Wednesday, April 22, 2015

Scalded Dog

Hotels want to provide amenities like hot water for their guests.  As a consequence they'll often turn their water heaters up to their highest available temperature to guarantee at least some hot water under even the highest demand.  But sometimes actual safety is overlooked and faucets can release boiling hot water and injure guests.

Burn baby burn
Hot water can cause significant burns very quickly.  In the picture above, my foot was under the bathtub faucet for only an instant and received first and second degree burns in less than a second.  The red oval is the blister from the second degree burn which immediately ruptured and peeled off.  The blushing around it is the first degree burn caused by less direct contact with the water and energy spreading off the second degree burn.  The rest of the foot wasn't as pale as it appears in this photo; it's just poor color management in the camera and no post-production.

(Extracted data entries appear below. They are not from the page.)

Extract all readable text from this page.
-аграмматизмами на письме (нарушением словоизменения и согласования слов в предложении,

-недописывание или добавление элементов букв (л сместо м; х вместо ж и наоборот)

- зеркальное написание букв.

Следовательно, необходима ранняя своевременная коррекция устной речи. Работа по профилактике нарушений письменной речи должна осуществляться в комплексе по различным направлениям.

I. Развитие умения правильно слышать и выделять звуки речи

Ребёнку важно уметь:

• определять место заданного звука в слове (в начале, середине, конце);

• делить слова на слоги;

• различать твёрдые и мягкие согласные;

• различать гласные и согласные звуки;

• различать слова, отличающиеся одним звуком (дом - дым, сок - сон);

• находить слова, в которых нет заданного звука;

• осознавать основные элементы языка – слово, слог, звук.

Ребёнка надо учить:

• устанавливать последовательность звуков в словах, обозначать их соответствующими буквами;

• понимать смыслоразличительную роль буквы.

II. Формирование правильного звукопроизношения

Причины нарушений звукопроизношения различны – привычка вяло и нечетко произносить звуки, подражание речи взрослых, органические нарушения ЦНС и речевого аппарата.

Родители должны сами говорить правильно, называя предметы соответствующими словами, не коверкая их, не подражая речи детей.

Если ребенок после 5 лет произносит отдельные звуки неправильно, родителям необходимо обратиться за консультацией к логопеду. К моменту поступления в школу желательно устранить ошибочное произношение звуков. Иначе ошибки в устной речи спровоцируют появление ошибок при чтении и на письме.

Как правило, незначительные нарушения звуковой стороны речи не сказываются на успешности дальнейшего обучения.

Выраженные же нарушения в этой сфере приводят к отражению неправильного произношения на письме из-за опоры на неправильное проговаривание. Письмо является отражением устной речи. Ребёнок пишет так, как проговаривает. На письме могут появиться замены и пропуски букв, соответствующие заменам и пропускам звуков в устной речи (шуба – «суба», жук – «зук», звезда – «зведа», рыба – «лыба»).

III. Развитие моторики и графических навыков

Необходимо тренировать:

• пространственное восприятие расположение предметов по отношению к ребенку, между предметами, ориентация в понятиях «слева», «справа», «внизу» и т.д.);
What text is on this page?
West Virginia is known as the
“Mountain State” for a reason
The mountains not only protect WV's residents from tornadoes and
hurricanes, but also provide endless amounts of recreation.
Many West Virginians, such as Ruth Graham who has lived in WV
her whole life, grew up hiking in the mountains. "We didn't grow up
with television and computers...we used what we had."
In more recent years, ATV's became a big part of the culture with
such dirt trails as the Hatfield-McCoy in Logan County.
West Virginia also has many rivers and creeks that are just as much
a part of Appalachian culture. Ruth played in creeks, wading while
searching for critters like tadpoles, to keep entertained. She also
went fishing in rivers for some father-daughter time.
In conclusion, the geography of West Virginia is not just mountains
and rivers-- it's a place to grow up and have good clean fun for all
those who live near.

Even though this is a second degree burn, this is very small.  First aid training teaches the Rule of Nines to measure the area of a burn.  Human anatomy divides up readily into multiples of nine percent of the skin's surface area.  Your palm is one percent, an entire forearm and hand front and back is nine percent, the anterior torso (the front of the chest) is eighteen percent, etcetera.  First degree burns aren't counted, only second and third degree burns matter for this.  First degree burns are superficial, like a sunburn.  Second degree burns are more damaged, often characterized by blisters and damage in deep layers of skin.  Third degree burns are severely damaged, charring skin and exposing bone.  Of course, because these degrees categorize how much energy the skin was exposed to, higher degree burns will have lower degree burns around their periphery where skin was exposed to less damage.  This particular injury above is a fraction of a percent of burned area.

First aid for a burn like this is immediate immersion into cold water to take away the excess heat energy and stop the burning.  Burns can continue to develop for 72 hours after the initial injury due to the excess heat in the tissues.  Treatment continues by covering the significant burns with a sterile bandage and dressing.  Then the patient would normally be transported to a burn center.  Or be me, trained to treat serious but small non-life-threatening burns like this.  And I had stuff to do that day.